Karadeniz halkının geçim kaynağı fındığın tarihçesi

0
319

Haber ve Fotoğraf: Halil Katar

Antik çağdan bugüne gelen ve ülkemizin en önemli kaynaklarından olan fındık, tarihiyle de dikkat çeken ürün olarak varlığını sürdürüyor.

Doğu Karadeniz bölgesinin en önemli kaynaklarından olan fındık, 1937 yılında Mustafa Kemal Atatürk’ün talimatıyla koruma altına alındı ve fındık için birlikler kuruldu. Kosuk olarak bilinen çerezlik ve yağ üretiminin ham maddesi olan fındık, uluslararası ticarette de önemli bir konumda bulunuyor.

Fındık terminolojik olarak antik dönemde “Pont Exinus” isminden türetilen “Pontik” sözcüğüne dayanıyor. Fındık üretimi özellikle Türk kültüründe daha fazladır; çünkü Orta Asya Türklerinden bugüne değin üretimi sürmektedir.

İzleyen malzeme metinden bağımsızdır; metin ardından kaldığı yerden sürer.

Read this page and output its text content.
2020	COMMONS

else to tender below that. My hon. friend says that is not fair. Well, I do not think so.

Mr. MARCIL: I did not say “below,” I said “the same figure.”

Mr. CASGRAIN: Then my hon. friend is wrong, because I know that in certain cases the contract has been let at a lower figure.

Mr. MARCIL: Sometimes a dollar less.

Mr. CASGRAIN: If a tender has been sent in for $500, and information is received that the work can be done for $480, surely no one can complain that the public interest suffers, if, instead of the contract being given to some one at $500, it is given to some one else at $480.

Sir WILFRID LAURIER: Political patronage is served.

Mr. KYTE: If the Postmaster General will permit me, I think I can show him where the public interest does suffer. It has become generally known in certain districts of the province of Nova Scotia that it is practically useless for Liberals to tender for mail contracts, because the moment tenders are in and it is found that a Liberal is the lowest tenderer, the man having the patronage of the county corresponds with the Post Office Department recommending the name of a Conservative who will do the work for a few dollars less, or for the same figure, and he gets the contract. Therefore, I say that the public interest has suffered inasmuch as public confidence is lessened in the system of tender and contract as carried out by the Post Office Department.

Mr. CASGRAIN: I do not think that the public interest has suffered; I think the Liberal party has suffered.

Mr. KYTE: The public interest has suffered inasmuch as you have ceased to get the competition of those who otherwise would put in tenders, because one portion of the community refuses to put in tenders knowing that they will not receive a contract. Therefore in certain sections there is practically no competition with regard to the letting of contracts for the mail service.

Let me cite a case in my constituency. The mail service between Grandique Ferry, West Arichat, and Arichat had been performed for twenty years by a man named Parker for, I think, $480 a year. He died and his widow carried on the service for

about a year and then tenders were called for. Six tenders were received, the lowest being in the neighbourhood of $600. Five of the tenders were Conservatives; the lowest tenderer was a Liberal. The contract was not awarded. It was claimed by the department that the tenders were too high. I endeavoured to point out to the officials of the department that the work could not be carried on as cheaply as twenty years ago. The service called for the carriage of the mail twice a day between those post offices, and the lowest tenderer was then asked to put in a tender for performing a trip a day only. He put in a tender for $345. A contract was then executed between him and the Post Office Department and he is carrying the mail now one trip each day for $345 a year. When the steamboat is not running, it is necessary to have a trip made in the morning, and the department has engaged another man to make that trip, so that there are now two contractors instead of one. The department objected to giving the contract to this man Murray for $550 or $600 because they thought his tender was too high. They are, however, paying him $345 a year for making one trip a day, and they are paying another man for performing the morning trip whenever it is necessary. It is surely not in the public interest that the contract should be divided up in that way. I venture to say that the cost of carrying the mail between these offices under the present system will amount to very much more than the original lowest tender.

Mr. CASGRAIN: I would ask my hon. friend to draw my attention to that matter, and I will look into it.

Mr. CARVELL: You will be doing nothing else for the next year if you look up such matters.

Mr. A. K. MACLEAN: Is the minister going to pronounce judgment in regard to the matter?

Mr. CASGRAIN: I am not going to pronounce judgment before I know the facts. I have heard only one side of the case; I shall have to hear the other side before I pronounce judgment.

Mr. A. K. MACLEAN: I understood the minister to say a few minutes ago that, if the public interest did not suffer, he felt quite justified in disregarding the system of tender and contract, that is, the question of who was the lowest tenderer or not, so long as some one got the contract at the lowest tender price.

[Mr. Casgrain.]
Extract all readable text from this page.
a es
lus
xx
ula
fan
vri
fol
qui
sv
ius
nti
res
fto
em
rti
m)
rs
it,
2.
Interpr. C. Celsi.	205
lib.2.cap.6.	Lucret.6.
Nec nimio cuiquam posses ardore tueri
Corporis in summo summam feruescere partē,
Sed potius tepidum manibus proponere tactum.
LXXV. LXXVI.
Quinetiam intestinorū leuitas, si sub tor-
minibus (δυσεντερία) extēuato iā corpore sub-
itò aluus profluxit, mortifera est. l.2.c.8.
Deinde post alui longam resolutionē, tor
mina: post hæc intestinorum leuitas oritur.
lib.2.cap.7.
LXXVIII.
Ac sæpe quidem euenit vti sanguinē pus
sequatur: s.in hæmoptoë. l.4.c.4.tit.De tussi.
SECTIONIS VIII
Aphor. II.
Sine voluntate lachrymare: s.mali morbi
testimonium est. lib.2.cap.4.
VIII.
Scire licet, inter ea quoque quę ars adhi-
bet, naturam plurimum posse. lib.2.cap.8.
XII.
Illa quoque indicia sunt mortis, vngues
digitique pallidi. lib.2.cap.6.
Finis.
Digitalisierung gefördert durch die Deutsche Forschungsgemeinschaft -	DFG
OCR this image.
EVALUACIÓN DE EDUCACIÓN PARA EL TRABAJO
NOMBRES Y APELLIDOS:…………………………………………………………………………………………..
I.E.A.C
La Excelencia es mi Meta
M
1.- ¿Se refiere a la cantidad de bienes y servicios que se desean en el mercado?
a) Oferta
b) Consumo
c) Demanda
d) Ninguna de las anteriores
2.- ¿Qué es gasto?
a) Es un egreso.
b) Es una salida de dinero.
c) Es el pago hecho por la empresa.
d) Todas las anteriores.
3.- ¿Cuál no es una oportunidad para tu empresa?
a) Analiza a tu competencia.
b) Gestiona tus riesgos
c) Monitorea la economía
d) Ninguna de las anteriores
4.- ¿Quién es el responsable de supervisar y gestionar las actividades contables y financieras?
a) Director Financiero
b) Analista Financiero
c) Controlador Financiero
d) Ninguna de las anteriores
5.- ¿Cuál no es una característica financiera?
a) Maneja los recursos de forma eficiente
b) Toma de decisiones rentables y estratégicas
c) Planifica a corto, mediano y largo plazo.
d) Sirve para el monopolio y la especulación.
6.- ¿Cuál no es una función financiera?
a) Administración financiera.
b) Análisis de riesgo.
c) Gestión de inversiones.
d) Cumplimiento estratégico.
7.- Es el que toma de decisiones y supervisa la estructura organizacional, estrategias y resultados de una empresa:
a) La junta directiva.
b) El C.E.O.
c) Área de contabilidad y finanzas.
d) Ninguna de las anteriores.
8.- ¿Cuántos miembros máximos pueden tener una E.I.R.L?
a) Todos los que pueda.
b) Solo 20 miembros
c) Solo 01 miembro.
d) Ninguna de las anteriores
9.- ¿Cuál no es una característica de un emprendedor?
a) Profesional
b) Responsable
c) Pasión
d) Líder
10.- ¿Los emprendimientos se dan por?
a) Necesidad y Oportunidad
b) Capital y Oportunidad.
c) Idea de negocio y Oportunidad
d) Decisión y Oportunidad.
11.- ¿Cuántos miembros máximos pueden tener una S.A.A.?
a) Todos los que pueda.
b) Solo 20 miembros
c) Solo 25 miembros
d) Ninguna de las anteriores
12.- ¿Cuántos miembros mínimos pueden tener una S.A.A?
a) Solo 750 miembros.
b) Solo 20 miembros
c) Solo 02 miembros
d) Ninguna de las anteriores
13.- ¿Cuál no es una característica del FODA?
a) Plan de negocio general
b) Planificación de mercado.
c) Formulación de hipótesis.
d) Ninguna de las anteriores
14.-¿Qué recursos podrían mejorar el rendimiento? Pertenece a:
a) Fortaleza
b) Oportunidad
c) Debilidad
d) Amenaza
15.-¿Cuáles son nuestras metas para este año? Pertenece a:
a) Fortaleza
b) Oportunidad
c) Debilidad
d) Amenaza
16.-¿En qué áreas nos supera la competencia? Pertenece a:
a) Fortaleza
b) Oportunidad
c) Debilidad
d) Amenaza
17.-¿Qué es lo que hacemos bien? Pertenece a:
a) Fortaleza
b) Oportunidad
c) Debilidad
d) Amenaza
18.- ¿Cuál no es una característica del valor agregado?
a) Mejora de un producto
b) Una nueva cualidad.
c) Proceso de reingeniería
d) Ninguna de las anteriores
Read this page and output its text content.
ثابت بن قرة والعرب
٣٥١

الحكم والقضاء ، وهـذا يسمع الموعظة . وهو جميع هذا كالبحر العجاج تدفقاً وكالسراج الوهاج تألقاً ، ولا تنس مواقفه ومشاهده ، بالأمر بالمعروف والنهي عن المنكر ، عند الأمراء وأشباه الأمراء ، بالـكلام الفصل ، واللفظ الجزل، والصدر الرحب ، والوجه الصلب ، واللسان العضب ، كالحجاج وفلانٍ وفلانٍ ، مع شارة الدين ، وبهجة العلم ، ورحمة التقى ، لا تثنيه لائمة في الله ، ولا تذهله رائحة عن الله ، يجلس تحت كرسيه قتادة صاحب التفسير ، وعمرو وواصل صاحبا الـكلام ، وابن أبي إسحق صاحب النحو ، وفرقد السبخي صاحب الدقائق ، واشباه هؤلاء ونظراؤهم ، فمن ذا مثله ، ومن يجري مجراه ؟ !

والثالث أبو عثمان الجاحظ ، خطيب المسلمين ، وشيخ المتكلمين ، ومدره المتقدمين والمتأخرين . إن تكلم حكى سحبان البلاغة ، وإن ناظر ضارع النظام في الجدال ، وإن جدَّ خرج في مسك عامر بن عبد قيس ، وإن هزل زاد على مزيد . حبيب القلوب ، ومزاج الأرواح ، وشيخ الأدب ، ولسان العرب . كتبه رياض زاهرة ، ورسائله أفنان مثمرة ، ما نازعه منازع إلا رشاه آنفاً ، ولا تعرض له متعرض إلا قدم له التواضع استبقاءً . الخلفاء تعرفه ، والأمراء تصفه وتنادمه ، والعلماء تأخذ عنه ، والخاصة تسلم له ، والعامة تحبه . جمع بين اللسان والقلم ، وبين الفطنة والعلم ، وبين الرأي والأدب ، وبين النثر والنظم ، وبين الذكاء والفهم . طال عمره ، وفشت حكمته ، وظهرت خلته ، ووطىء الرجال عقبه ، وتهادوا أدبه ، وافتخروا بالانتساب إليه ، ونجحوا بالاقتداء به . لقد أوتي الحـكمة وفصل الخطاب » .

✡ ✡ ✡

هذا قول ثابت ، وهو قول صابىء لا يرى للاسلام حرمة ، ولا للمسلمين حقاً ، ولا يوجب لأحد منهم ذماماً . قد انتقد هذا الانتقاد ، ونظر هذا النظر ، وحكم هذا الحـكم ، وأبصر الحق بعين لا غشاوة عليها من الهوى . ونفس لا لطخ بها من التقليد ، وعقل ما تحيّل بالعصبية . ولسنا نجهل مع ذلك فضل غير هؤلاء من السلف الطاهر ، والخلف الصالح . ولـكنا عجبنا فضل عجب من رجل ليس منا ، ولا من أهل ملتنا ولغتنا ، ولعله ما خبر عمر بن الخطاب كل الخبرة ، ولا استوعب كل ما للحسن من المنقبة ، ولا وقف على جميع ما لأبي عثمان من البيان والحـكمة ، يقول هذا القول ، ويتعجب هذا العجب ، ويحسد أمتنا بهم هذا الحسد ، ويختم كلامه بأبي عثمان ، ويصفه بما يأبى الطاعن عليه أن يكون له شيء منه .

Asıl ana vatanı belli olmayan fındığın mezolitik dönemde kullanıldığı belirlenmiştir. Çin kaynaklı belgelerde milattan önce tanrının insanlığa armağan ettiği beş kutsal meyveden biri sayıldığı yazmaktadır.

Fındığın uluslararası ticaret malı olarak satışını gösteren ilk yazılı belge 1403 yılında İspanya Kralı III. Henri ile yapılmıştır. Ayrıca Fransa ile 1737 yılında I. Mahmut döneminde imzalanan ticaret antlaşması ile Avrupa’ya satılacak ürünler arasında yer almaya başladığı görülmektedir. Daha sonra 1872’de Rusya, 1792’de Romanya, 1875’te Belçika, 1906’da Sırbistan, 1907’de Almanya, 1909’da Marsilya ile yapılan antlaşmalarla Türklerin ihracatı artmıştır.

Türkiye’de ilk etapta Ordu ve Giresun fındık üretiminin başkenti olarak bilinirken 1925 yılında 407 sayılı yasa ile fındık üretim ili olarak Rize seçildi. 1936’da da Giresun’da ilk fındık istasyonu kuruldu. 1 Kasım 1937 yılında TBMM’de yapılan açılış konuşmasında Mustafa Kemal Atatürk, “Önümüzdeki yıl içinde, fındık başta olmak üzere diğer belli başlı ürünlerimizi de ilgilendiren birlikler kurulmalıdır” dedi. 1928 yılında alınan karar ile Giresun’da yer alan Fındık Tarım Satış Kooperatifleri Birliği (FİSKOBİRLİK) kuruldu. Geçmiş yıllardan beri devam eden fındık ihracatını karşılayan Ordu ve Giresun illerinden dünyaya yüzde 70 oranında satış yapılırken; mısır, tahıl gibi ürünlerin de FİSKOBİRLİK tarafından satışı yapılıyor.